I'm curious about how you have that connected to your local LAN. Did I
understand correctly that you have all of your machines _and_ the cable
modem connected as peers on the same thinwire circuit?
I did manage to find the dhcpcd package and it _looks_ like it shouldn't
be a problem on Linux.
-Tom
|
572.3 | More dhcp reponse | SMURF::GAF | Jerry Feldman, Unix Dev. Environment, DTN:381-2970 | Mon Jan 27 1997 20:28 | 19 |
| >I'm curious about how you have that connected to your local LAN. Did I
>understand correctly that you have all of your machines _and_ the
>cable modem connected as peers on the same thinwire circuit?
Yes.

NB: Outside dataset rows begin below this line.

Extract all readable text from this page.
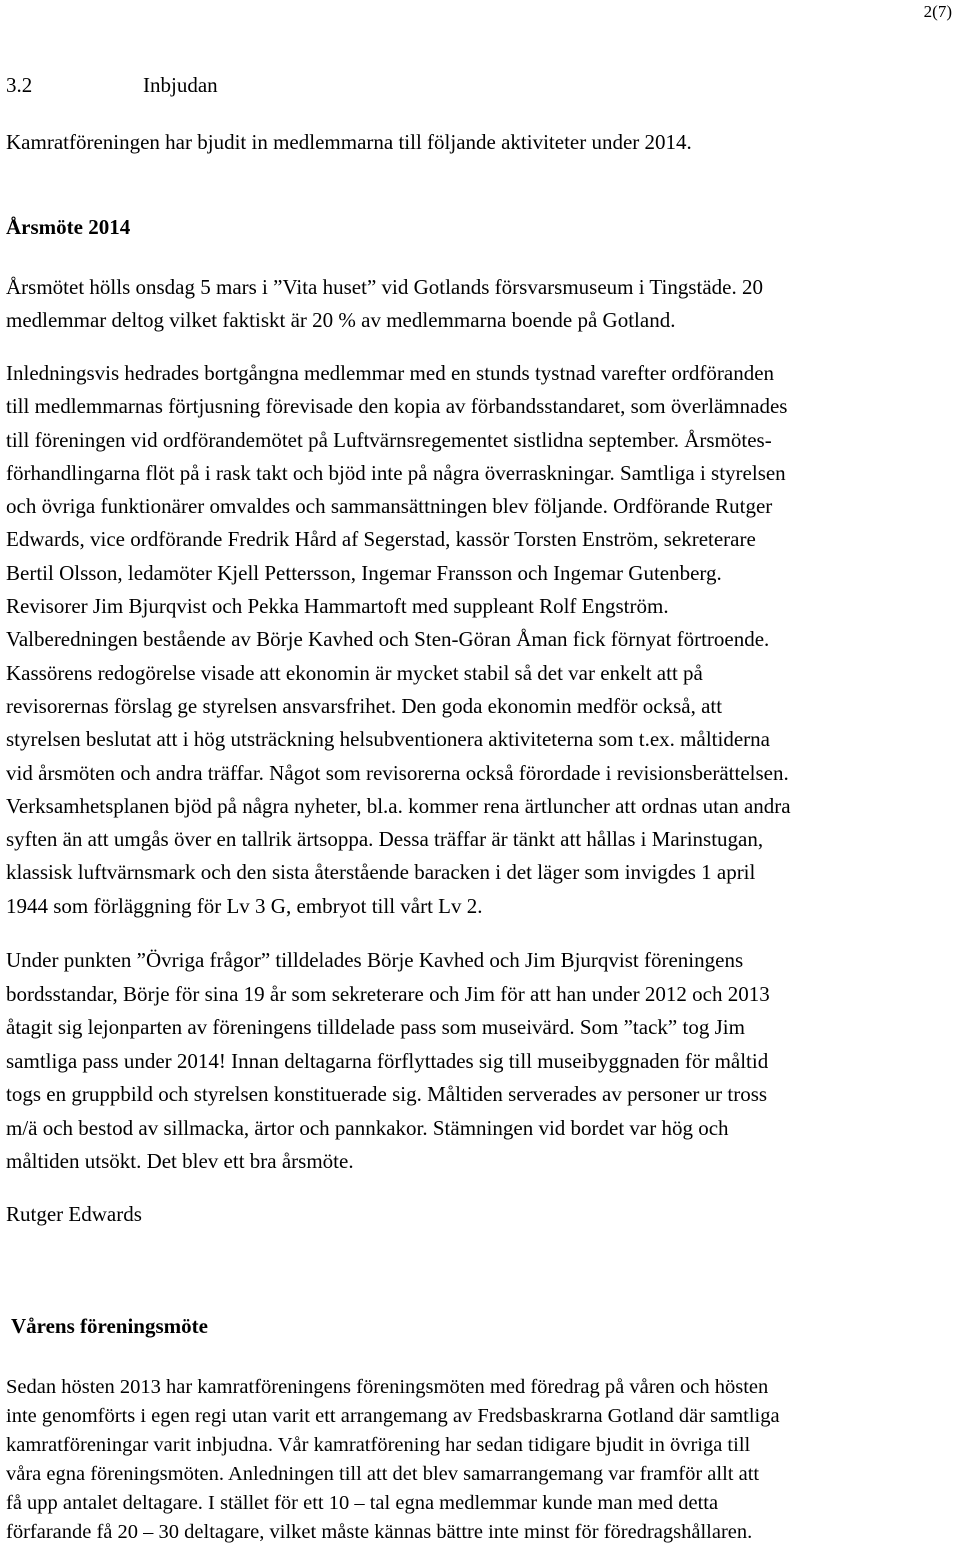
2(7)
3.2	Inbjudan
Kamratföreningen har bjudit in medlemmarna till följande aktiviteter under 2014.
Årsmöte 2014

Årsmötet hölls onsdag 5 mars i ”Vita huset” vid Gotlands försvarsmuseum i Tingstäde. 20
medlemmar deltog vilket faktiskt är 20 % av medlemmarna boende på Gotland.

Inledningsvis hedrades bortgångna medlemmar med en stunds tystnad varefter ordföranden
till medlemmarnas förtjusning förevisade den kopia av förbandsstandaret, som överlämnades
till föreningen vid ordförandemötet på Luftvärnsregementet sistlidna september. Årsmötes-
förhandlingarna flöt på i rask takt och bjöd inte på några överraskningar. Samtliga i styrelsen
och övriga funktionärer omvaldes och sammansättningen blev följande. Ordförande Rutger
Edwards, vice ordförande Fredrik Hård af Segerstad, kassör Torsten Enström, sekreterare
Bertil Olsson, ledamöter Kjell Pettersson, Ingemar Fransson och Ingemar Gutenberg.
Revisorer Jim Bjurqvist och Pekka Hammartoft med suppleant Rolf Engström.
Valberedningen bestående av Börje Kavhed och Sten-Göran Åman fick förnyat förtroende.
Kassörens redogörelse visade att ekonomin är mycket stabil så det var enkelt att på
revisorernas förslag ge styrelsen ansvarsfrihet. Den goda ekonomin medför också, att
styrelsen beslutat att i hög utsträckning helsubventionera aktiviteterna som t.ex. måltiderna
vid årsmöten och andra träffar. Något som revisorerna också förordade i revisionsberättelsen.
Verksamhetsplanen bjöd på några nyheter, bl.a. kommer rena ärtluncher att ordnas utan andra
syften än att umgås över en tallrik ärtsoppa. Dessa träffar är tänkt att hållas i Marinstugan,
klassisk luftvärnsmark och den sista återstående baracken i det läger som invigdes 1 april
1944 som förläggning för Lv 3 G, embryot till vårt Lv 2.

Under punkten ”Övriga frågor” tilldelades Börje Kavhed och Jim Bjurqvist föreningens
bordsstandar, Börje för sina 19 år som sekreterare och Jim för att han under 2012 och 2013
åtagit sig lejonparten av föreningens tilldelade pass som museivärd. Som ”tack” tog Jim
samtliga pass under 2014! Innan deltagarna förflyttades sig till museibyggnaden för måltid
togs en gruppbild och styrelsen konstituerade sig. Måltiden serverades av personer ur tross
m/ä och bestod av sillmacka, ärtor och pannkakor. Stämningen vid bordet var hög och
måltiden utsökt. Det blev ett bra årsmöte.

Rutger Edwards
Vårens föreningsmöte

Sedan hösten 2013 har kamratföreningens föreningsmöten med föredrag på våren och hösten
inte genomförts i egen regi utan varit ett arrangemang av Fredsbaskrarna Gotland där samtliga
kamratföreningar varit inbjudna. Vår kamratförening har sedan tidigare bjudit in övriga till
våra egna föreningsmöten. Anledningen till att det blev samarrangemang var framför allt att
få upp antalet deltagare. I stället för ett 10 – tal egna medlemmar kunde man med detta
förfarande få 20 – 30 deltagare, vilket måste kännas bättre inte minst för föredragshållaren.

Currently I have 3 nodes on my network, my Windows 95 system, my
wife's system, and the Cable Modem. The Alpha Linux system will
occasionally sit on the lan. One of the security issues is that I
use print and file sharing so my wife and I can share the printer and
that I can download software for her.
Here is a response I received to my query on the BLU discussion list:
>Subject: Re: Does Linux support DHCP
>Date: Mon, 27 Jan 1997 12:47:57 -0500
>From: Adam Holt <[email protected]>
>yes, when Continental Cablevision first started its highway1.com cable
>modem rollout 4-6 months ago, there was some USENET talk about a
>successful and easy Linux implementation. Look in www.dejanews.com and
>you should find it.
|
572.4 | | CFSCTC::SMITH | Tom Smith MRO1-3/D12 dtn 297-4751 | Mon Jan 27 1997 20:36 | 2 |
| Great! Sounds easier than I thought. Thanks again, Jerry.
|
572.5 | cost per month? | SUBSYS::MSOUCY | MentalmETALMike | Wed Jun 04 1997 15:59 | 5 |
|
What's the cost of this from them? I heard it was like $50/month just
for the Highway1 connection.
|
572.6 | | HYDRA::SMITH | Tom Smith ZKO1-3/H42 +1 603 881-6329 | Fri Jun 06 1997 04:16 | 21 |
| RE: .-1
It's $60/month. If you also have cable TV service, it's $50/month (in
addition to your normal cable fees). Compared to $30-$50/month for a
second phone line and a 28.8K connection with busy signals, line noise,
and disconnects, that's not bad for a permanent 1500K line. A lot
cheaper and faster than ISDN. It's shared bandwidth, but it's unlikely
that 50 or more people in your neighborhood are also going to be using
that bandwidth at the same time.
I decided not to do it right away because they wouldn't even talk about
installing it unless it was on Windows 95. The rep I talked to said
that their field people only knew how to deal with that and they
weren't satisfied with just laying the wire and letting me do the OS
setup myself. I guess they didn't have enough technical support in
place to handle the customers who didn't RTFM.
That was a few months ago, though. Your mileage may vary.